3. After four months, an auto-generated invoice shall be sent to the Client to make the payment at the earliest. Though the Service shall not be terminated but after the completion 30 days of invoice the interest shall be charged at the rate of 1.5% per month.


The right to terminate shall be without prejudice to all available rights and remedies available to the Parties hereto under Law including the right to seek, as an alternative to termination, specific performance of obligations under the Agreement.


1. Confidential information (the “Confidential Information”) refers to any data or information relating to the Client, whether business or personal, which would reasonably be considered to be private or proprietary to the Client and that is not generally known and where the release of that Confidential Information could reasonably be expected to cause harm to the Client.

2. The Contractor agrees that they will not disclose, divulge, reveal, report or use, for any purpose, any Confidential Information which the Contractor has obtained, except as authorized by the Client or as required by the law. The obligations of confidentiality will apply during the Term and will survive indefinitely upon termination of this Agreement.

3. All written and oral information and material disclosed or provided by the Client to the Contractor under this Agreement is Confidential Information regardless of whether it was provided before or after the date of this Agreement or how it was provided to the Contractor.
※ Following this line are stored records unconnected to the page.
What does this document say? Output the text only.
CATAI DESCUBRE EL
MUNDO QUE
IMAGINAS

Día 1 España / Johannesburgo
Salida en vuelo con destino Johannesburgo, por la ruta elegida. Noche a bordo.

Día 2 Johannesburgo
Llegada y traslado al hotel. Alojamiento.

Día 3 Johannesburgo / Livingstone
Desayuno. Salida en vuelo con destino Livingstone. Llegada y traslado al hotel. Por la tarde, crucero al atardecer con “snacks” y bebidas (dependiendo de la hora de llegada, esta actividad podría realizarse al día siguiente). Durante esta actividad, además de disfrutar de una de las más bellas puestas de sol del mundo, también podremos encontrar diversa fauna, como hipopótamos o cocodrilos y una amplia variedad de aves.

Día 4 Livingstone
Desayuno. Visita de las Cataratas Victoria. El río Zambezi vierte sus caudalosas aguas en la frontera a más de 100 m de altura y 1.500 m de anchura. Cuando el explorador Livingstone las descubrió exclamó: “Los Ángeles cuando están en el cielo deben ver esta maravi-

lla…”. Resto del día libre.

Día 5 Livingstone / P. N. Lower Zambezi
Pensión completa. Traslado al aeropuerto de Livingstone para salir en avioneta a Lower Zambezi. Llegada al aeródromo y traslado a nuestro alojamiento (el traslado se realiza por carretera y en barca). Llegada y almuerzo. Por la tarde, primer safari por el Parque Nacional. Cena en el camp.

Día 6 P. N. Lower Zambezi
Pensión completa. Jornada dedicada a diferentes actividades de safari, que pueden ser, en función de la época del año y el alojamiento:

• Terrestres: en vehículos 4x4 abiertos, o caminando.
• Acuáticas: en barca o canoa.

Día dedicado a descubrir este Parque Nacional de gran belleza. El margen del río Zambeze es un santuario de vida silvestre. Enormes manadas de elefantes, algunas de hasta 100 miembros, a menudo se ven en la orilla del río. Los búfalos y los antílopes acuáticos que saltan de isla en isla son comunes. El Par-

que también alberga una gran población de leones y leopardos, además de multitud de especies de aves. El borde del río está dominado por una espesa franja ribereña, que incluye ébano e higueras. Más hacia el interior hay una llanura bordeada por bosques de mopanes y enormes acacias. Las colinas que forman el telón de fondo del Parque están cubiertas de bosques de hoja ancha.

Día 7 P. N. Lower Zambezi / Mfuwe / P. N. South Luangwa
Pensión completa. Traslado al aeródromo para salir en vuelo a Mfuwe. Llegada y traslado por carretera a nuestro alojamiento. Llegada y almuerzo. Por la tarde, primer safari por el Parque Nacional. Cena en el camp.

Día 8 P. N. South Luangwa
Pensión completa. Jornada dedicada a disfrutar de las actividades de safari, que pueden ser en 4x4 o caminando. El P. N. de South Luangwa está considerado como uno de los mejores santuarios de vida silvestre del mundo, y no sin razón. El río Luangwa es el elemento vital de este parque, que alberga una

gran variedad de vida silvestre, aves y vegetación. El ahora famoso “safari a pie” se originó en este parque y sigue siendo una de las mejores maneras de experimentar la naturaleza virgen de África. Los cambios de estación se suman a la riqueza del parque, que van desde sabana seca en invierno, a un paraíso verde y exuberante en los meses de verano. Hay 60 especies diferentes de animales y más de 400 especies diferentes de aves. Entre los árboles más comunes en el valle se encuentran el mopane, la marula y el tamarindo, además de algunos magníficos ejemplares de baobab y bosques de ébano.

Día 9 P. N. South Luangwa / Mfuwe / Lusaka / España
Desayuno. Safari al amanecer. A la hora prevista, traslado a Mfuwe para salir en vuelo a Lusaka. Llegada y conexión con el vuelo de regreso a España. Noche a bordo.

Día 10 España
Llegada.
Ownership Of Intellectual Property

1. All intellectual property and related material, including any trade secrets, moral rights, goodwill, relevant registrations and applications for registration, and right in any patent, copyright, trade mark, trade dress, industrial design, and trade name (the “Intellectual Property”) that is developed or produced under this Agreement, will be the sole property of the Client. The use of the Intellectual Property by the Client will not be restricted in any manner.

2. The Contractor may not use the Intellectual Property for any purpose other than that contracted for in this Agreement except with the written consent of the Client. The Contractor will be responsible for any and all damages resulting from the unauthorized use of the Intellectual Property.

Return Of Property

Upon the expiry or termination of this Agreement, the Contractor will return to the Client any property, documentation, records, or Confidential Information which is the property of the Client.